Gozer, putting the moves on TijerasA few months ago, Scrapple and I had a little kitchen table meeting to strategize our first breeding season. We decided that we would aim to kid at the beginning of April. By that time the grass is growing and the sun is warm but the insects aren't yet out in full force. Goats have a 5 month gestation period so this meant we would breed at the end of October/beginning of November. 

While it was pretty easy to write "Breed Goats" into a calendar reminder, it didn't take long for the reality of how clueless we were about the actual logistics to set in. 

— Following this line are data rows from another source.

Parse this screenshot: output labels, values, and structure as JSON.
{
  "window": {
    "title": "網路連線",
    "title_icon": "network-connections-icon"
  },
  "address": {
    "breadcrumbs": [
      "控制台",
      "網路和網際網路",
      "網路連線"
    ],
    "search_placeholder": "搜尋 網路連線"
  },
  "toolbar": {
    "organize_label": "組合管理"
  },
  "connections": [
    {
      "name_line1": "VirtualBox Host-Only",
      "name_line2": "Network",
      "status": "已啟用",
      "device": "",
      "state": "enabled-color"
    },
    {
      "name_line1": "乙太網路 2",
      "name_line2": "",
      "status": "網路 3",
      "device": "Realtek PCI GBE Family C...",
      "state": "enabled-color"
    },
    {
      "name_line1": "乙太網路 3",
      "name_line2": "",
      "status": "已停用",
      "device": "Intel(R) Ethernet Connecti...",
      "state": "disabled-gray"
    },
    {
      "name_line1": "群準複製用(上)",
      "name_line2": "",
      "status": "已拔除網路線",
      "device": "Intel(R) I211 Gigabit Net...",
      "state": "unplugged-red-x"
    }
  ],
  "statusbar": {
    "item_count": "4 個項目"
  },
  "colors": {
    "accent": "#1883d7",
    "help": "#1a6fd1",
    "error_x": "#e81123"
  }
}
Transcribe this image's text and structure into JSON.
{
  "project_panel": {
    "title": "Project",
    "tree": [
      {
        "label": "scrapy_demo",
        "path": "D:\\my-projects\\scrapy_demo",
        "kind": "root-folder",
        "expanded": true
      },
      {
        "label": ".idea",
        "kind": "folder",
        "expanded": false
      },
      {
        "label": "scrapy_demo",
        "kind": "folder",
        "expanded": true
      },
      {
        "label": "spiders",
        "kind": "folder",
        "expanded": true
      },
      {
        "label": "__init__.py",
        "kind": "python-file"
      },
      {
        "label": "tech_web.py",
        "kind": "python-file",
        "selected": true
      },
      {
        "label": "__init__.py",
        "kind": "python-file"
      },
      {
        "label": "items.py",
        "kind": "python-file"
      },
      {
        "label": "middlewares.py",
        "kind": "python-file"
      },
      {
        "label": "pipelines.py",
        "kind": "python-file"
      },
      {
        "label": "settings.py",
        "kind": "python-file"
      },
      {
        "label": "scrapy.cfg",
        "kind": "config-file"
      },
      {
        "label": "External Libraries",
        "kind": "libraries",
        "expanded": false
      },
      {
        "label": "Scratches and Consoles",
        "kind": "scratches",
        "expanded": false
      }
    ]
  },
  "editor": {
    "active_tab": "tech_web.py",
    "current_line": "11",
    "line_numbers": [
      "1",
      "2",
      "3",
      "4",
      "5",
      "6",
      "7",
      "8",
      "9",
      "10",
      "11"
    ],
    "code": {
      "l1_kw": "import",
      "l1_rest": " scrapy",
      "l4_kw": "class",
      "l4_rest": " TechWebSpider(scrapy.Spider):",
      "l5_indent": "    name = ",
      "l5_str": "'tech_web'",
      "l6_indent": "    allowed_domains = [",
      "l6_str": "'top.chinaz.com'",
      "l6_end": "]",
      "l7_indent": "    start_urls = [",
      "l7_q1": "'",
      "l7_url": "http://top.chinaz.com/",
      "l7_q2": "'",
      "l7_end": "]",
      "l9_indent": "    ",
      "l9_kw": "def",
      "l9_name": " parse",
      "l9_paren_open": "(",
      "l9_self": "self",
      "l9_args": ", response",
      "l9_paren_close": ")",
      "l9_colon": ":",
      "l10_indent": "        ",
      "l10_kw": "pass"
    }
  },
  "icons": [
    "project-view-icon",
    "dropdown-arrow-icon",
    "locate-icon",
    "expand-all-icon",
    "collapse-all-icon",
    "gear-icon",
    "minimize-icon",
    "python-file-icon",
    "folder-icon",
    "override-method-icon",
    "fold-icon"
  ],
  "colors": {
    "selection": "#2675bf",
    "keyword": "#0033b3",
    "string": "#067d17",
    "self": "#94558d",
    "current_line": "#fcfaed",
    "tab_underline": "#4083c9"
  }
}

We knew that we wanted to choose who bred with who, and who was not going to be bred (Willow) so this ruled out just "running" the bucks with the does for a month (which is a great way to do things if your herd is set up for it). We would need to wait for the signs of heat or estrus in the doe. Then we would need to put the doe with one of the bucks in an area away from the herd. We would need to make sure that he actually did the deed, several times, and then wait to see if the doe came into heat again later in the season. If not, the breeding will have been successful. 

With no experience breeding any animals (not even pet hamsters!) we were a little boggled. We hit the books, expecting some clarity only to emerge thoroughly perplexed. Experienced goat owners talk of identifying a goat in heat by her waving tail and "winking" vagina. What!?!